Bis zum 16. November des vergangenen Jahres war Schwedler eine von vielen engagierten Kämpfern gegen den ausgemachten Klimawandel. Bis zu dem Tag, an dem sie von den Mitgliedern des Hamburger Zweitligisten FC St. Pauli mit überwältigender Mehrheit in den Aufsichtsrat ihres Klubs gewählt wurde und auf dessen konstituierender Sitzung auch den Vorsitz übernahm.
Begeht der FC St. Pauli sportlichen Selbstmord?

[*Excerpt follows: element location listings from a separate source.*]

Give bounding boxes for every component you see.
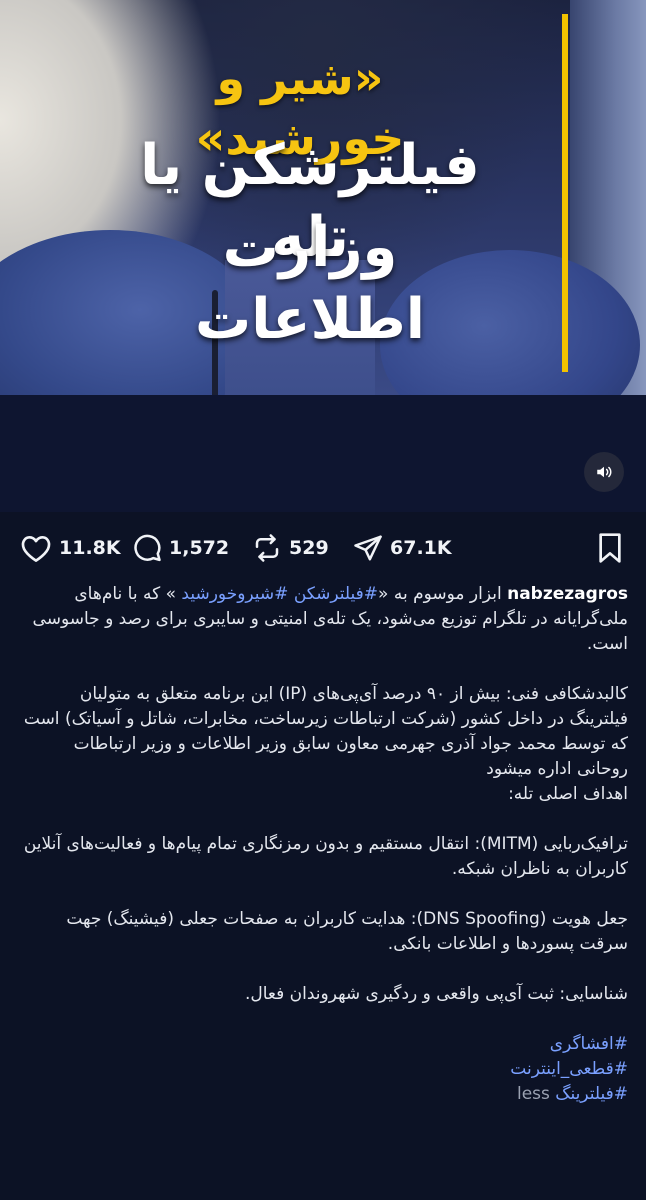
hashtag-3[interactable]: #فیلترینگ bbox=[555, 1084, 628, 1104]
caption-dns-spoofing: جعل هویت (DNS Spoofing): هدایت کاربران ب… bbox=[66, 909, 628, 954]
share-count: 67.1K bbox=[390, 537, 452, 559]
heart-icon bbox=[21, 536, 51, 563]
caption-mitm: ترافیک‌ربایی (MITM): انتقال مستقیم و بدو… bbox=[23, 834, 628, 879]
repost-count: 529 bbox=[289, 537, 329, 559]
caption-technical: کالبدشکافی فنی: بیش از ۹۰ درصد آی‌پی‌های… bbox=[23, 684, 628, 779]
comment-count: 1,572 bbox=[169, 537, 230, 559]
comment-button[interactable]: 1,572 bbox=[132, 532, 229, 564]
gold-accent-bar bbox=[562, 14, 568, 372]
post-media[interactable]: «شیر و خورشید» فیلترشکن یا تله وزارت اطل… bbox=[0, 0, 646, 512]
caption-intro-b: » که با نام‌های bbox=[74, 584, 182, 604]
media-lower-band bbox=[0, 395, 646, 512]
repost-button[interactable]: 529 bbox=[252, 532, 329, 564]
caption-username[interactable]: nabzezagros bbox=[507, 584, 628, 604]
caption-goals-heading: اهداف اصلی تله: bbox=[508, 784, 628, 804]
caption-intro-rest: ملی‌گرایانه در تلگرام توزیع می‌شود، یک ت… bbox=[32, 609, 628, 654]
hashtag-2[interactable]: #قطعی_اینترنت bbox=[18, 1057, 628, 1082]
caption-intro-a: ابزار موسوم به « bbox=[378, 584, 502, 604]
comment-icon bbox=[134, 534, 161, 562]
bottom-fade bbox=[0, 1186, 646, 1200]
image-title-line3: وزارت اطلاعات bbox=[194, 215, 425, 352]
speaker-icon bbox=[597, 466, 612, 478]
share-button[interactable]: 67.1K bbox=[353, 532, 452, 564]
less-button[interactable]: less bbox=[517, 1084, 550, 1104]
hashtag-3-row: #فیلترینگ less bbox=[18, 1082, 628, 1107]
sound-toggle-button[interactable] bbox=[584, 452, 624, 492]
bookmark-icon bbox=[599, 533, 621, 563]
like-button[interactable]: 11.8K bbox=[20, 532, 121, 564]
caption-intro-hashtags[interactable]: #فیلترشکن #شیروخورشید bbox=[181, 584, 378, 604]
caption-intro: nabzezagros ابزار موسوم به «#فیلترشکن #ش… bbox=[18, 582, 628, 657]
post-caption: nabzezagros ابزار موسوم به «#فیلترشکن #ش… bbox=[18, 582, 628, 1107]
repost-icon bbox=[255, 534, 279, 562]
like-count: 11.8K bbox=[59, 537, 121, 559]
hashtag-1[interactable]: #افشاگری bbox=[18, 1032, 628, 1057]
caption-identification: شناسایی: ثبت آی‌پی واقعی و ردگیری شهروند… bbox=[244, 984, 628, 1004]
save-button[interactable] bbox=[596, 532, 624, 564]
post-action-bar: 11.8K 1,572 529 67.1K bbox=[0, 524, 646, 572]
send-icon bbox=[354, 535, 382, 561]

St. Pauli präsentiert sich seitdem als Gegenentwurf. In Zeiten, in denen die Hemmschwelle der Klubs, sich für Investoren zu öffnen, spürbar sinkt, sie in ihren Aktiengesellschaften Anteile offerieren oder mit strategischen Partnern in einer GmbH kooperieren, um sportlich erfolgreich oder überhaupt konkurrenzfähig bleiben zu können, handelt St. Pauli antizyklisch. Es ist ein Bekenntnis wider den modernen Fußball, das es in dieser Deutlichkeit und Konsequenz noch nicht gegeben hat. Einige sagen, der ohnehin schon auf Tabellenplatz 18 der Zweiten Liga abgestürzte Klub habe damit seinen Freitod gewählt und werde zwangsläufig aus dem Profifußball verschwinden. Andere finden, St. Pauli fülle sein Image seit dem November wieder mit Leben. Nicht ausgeschlossen, dass beides richtig ist.
(...)
Göttlich überzeugt St. Paulis Mitglieder
Oke Göttlich grinst bei diesen Sätzen. Ihm gefällt Schwedlers Sichtweise, er teilt viele ihrer Ansichten.

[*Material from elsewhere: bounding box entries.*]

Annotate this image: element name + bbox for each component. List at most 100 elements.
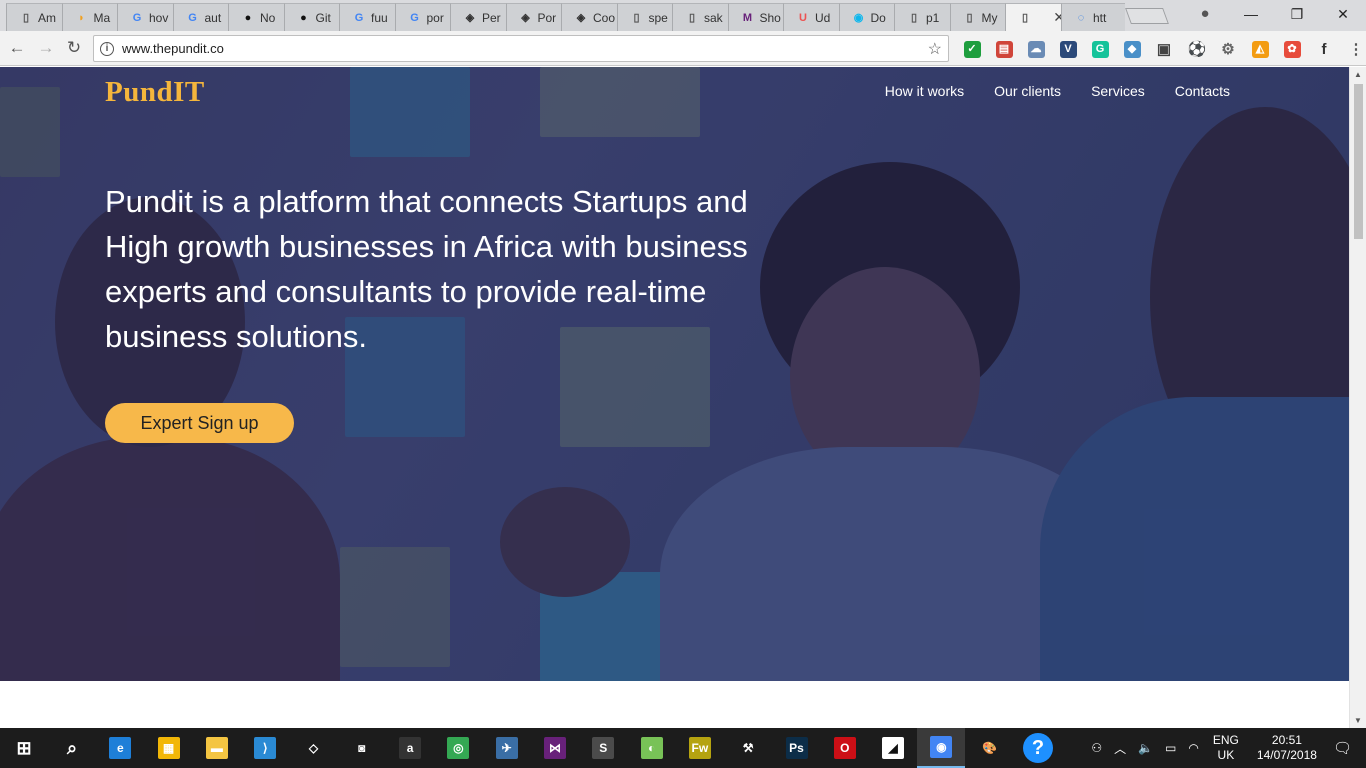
reload-icon[interactable]: ↻: [61, 35, 87, 61]
skype-icon[interactable]: ✈: [483, 728, 531, 768]
nav-our-clients[interactable]: Our clients: [994, 83, 1061, 99]
edge-icon[interactable]: e: [96, 728, 144, 768]
sublime-icon[interactable]: S: [579, 728, 627, 768]
tab-label: Am: [38, 10, 56, 25]
fireworks-icon[interactable]: Fw: [676, 728, 724, 768]
page-icon: ▯: [22, 12, 30, 24]
tab-label: fuu: [371, 10, 388, 25]
browser-tab[interactable]: M Sho: [727, 3, 792, 31]
help-icon[interactable]: ?: [1014, 728, 1062, 768]
minimize-icon[interactable]: —: [1228, 0, 1274, 28]
restore-icon[interactable]: ❐: [1274, 0, 1320, 28]
info-icon[interactable]: i: [100, 41, 114, 56]
tab-label: Coo: [593, 10, 616, 25]
url-text[interactable]: www.thepundit.co: [122, 41, 224, 56]
tab-label: No: [260, 10, 276, 25]
opera-icon[interactable]: O: [821, 728, 869, 768]
cloud-icon[interactable]: ☁: [1020, 37, 1052, 61]
forward-icon[interactable]: →: [33, 35, 59, 61]
store-icon[interactable]: ▦: [145, 728, 193, 768]
nav-services[interactable]: Services: [1091, 83, 1145, 99]
paint-icon[interactable]: 🎨: [966, 728, 1014, 768]
page-icon: ▯: [1021, 12, 1029, 24]
browser-tab[interactable]: ◈ Coo: [561, 3, 625, 31]
grammarly-icon[interactable]: G: [1084, 37, 1116, 61]
camera-icon[interactable]: ◙: [338, 728, 386, 768]
browser-tab[interactable]: U Ud: [783, 3, 847, 31]
vscode-icon[interactable]: ⟩: [241, 728, 289, 768]
wifi-icon[interactable]: ◠: [1188, 741, 1198, 755]
tab-label: por: [426, 10, 444, 25]
scroll-thumb[interactable]: [1354, 84, 1363, 239]
search-icon[interactable]: ⌕: [48, 728, 96, 768]
bus-icon[interactable]: ▣: [1148, 37, 1180, 61]
menu-icon[interactable]: ⋮: [1340, 37, 1366, 61]
browser-tab[interactable]: ◈ Por: [505, 3, 570, 31]
address-bar[interactable]: i www.thepundit.co ☆: [93, 35, 949, 62]
back-icon[interactable]: ←: [4, 35, 30, 61]
scroll-up-icon[interactable]: ▲: [1354, 70, 1362, 79]
color-wheel-icon[interactable]: ✿: [1276, 37, 1308, 61]
v-icon[interactable]: V: [1052, 37, 1084, 61]
browser-tab[interactable]: ◌ htt: [1061, 3, 1125, 31]
sticky-notes-icon[interactable]: ◢: [869, 728, 917, 768]
tripadvisor-icon[interactable]: ◎: [434, 728, 482, 768]
tab-label: Ud: [815, 10, 831, 25]
tab-label: Ma: [93, 10, 111, 25]
language-indicator[interactable]: ENG UK: [1213, 733, 1239, 763]
photoshop-icon[interactable]: Ps: [773, 728, 821, 768]
browser-tab[interactable]: ▯ sak: [672, 3, 736, 31]
close-window-icon[interactable]: ✕: [1320, 0, 1366, 28]
browser-tab[interactable]: ▯ Am: [6, 3, 70, 31]
tab-label: My: [981, 10, 998, 25]
android-studio-icon[interactable]: ◐: [628, 728, 676, 768]
bookmark-star-icon[interactable]: ☆: [928, 39, 942, 59]
tools-icon[interactable]: ⚒: [724, 728, 772, 768]
clock-date: 14/07/2018: [1256, 748, 1317, 762]
expert-signup-button[interactable]: Expert Sign up: [105, 403, 294, 443]
pad-icon[interactable]: ▤: [988, 37, 1020, 61]
browser-tab[interactable]: ◉ Do: [838, 3, 903, 31]
page-scrollbar[interactable]: ▲ ▼: [1349, 67, 1366, 728]
profile-icon[interactable]: ●: [1196, 5, 1214, 23]
browser-tab[interactable]: ▯ My: [949, 3, 1014, 31]
browser-tab[interactable]: ◈ Per: [450, 3, 514, 31]
gear-icon[interactable]: ⚙: [1212, 37, 1244, 61]
browser-tab[interactable]: Gaut: [172, 3, 237, 31]
tray-chevron-icon[interactable]: ︿: [1114, 740, 1126, 757]
browser-tab[interactable]: Gfuu: [339, 3, 403, 31]
browser-tab[interactable]: Ghov: [117, 3, 181, 31]
brave-icon[interactable]: ◭: [1244, 37, 1276, 61]
soccer-icon[interactable]: ⚽: [1180, 37, 1212, 61]
window-controls: — ❐ ✕: [1228, 0, 1366, 28]
browser-tab[interactable]: Gpor: [394, 3, 459, 31]
browser-tab[interactable]: ▯ spe: [616, 3, 681, 31]
google-icon: G: [410, 11, 419, 24]
dropbox-icon[interactable]: ◇: [290, 728, 338, 768]
pin-icon[interactable]: ◆: [1116, 37, 1148, 61]
browser-tab[interactable]: ◗ Ma: [61, 3, 126, 31]
scroll-down-icon[interactable]: ▼: [1354, 716, 1362, 725]
file-explorer-icon[interactable]: ▬: [193, 728, 241, 768]
nav-how-it-works[interactable]: How it works: [885, 83, 964, 99]
tab-label: htt: [1093, 10, 1107, 25]
battery-icon[interactable]: ▭: [1165, 741, 1176, 755]
site-logo[interactable]: PundIT: [105, 76, 205, 109]
chrome-icon[interactable]: ◉: [917, 728, 966, 768]
font-icon[interactable]: f: [1308, 37, 1340, 61]
codepen-icon: ◈: [465, 12, 475, 24]
browser-tab[interactable]: ● Git: [283, 3, 348, 31]
visualstudio-icon[interactable]: ⋈: [531, 728, 579, 768]
people-icon[interactable]: ⚇: [1091, 741, 1102, 755]
browser-tab[interactable]: ▯ p1: [894, 3, 958, 31]
clock[interactable]: 20:51 14/07/2018: [1257, 733, 1317, 763]
volume-icon[interactable]: 🔈: [1138, 741, 1153, 755]
check-icon[interactable]: ✓: [956, 37, 988, 61]
start-icon[interactable]: ⊞: [0, 728, 48, 768]
browser-tab[interactable]: ● No: [228, 3, 292, 31]
system-tray: ⚇ ︿ 🔈 ▭ ◠ ENG UK 20:51 14/07/2018 🗨: [1085, 728, 1366, 768]
notifications-icon[interactable]: 🗨: [1333, 739, 1352, 757]
amazon-icon[interactable]: a: [386, 728, 434, 768]
nav-contacts[interactable]: Contacts: [1175, 83, 1230, 99]
new-tab-button[interactable]: [1125, 8, 1169, 24]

"St. Pauli muss ein unabhängiger Verein bleiben. Das ist das Wichtige", ergänzt er, "bei den ausgegliederten Systemen, die momentan probiert werden, geht häufig die Unabhängigkeit und damit Flexibilität verlustig. Früher gab es das Zeitalter des Mäzenatentums, das abgelöst wurde durch Großsponsoren, die in die Vereinspolitik mit hineingeredet haben. Auch bei St. Pauli war das ja immer mal ein Thema. Wir aber wollen uns diese Unabhängigkeit erhalten, dass wir ein Verein bleiben, der von unseren größten Förderern – unseren Fans und Mitgliedern – geführt wird." Ein Wunsch als Wahlversprechen.
(...)
Eine seiner ersten Dienstreisen führte ihn nach Frankfurt am Main. Wer sich fragte, wo auf der DFL-Versammlung am 4. Dezember die Vertreter des FC St. Pauli Platz genommen hatten, musste nur die Abstimmungen beobachten. Im Meer der grünen Karten, stach an derselben Stelle immer wieder auch mal eine rote heraus. Rot ist ungewöhnlich, Rot bedeutet Nein. Sandra Schwedler nickt: "Viele der kleinen Vereine sind abhängig. Durch das Solidarprinzip bei den Fernsehgeldern haben einige Angst und das Gefühl, so abstimmen zu müssen, wie es von oben erwartet wird." Abnickverhalten bei der DFL? St. Pauli verhielt sich wie ein Geisterfahrer. Wie das schwarze Exemplar einer Schafherde. Oder eben das weiße, allein zwischen schwarzen – je nach Sichtweise.
(...)
Die Fans – ihnen hat es der FC St. Pauli zu verdanken, dass es ihn überhaupt noch gibt. Immer wieder stand der "Chaosklub" in den vergangenen Jahrzehnten vor der Pleite, immer wieder war auf die Treue und Spendenbereitschaft des Anhangs Verlass, nicht nur während der umfangreichen Retter-Kampagne 2003. Die Erinnerung an Regionalligazeiten ist noch frisch. Keine zehn Jahre ist das her.
"In jeder schwierigen Situation haben uns die unterschiedlich aktiven Fans, die 10.000, 20.000, 30.000 Menschen hier im Stadion plus Millionen Sympathisanten unterstützt. Wir müssen aufpassen, dass wir an unseren Kernwerten und einem authentischen Fußball so festhalten, dass diese Leute Fans bleiben. Wir müssen unsere Werte leben."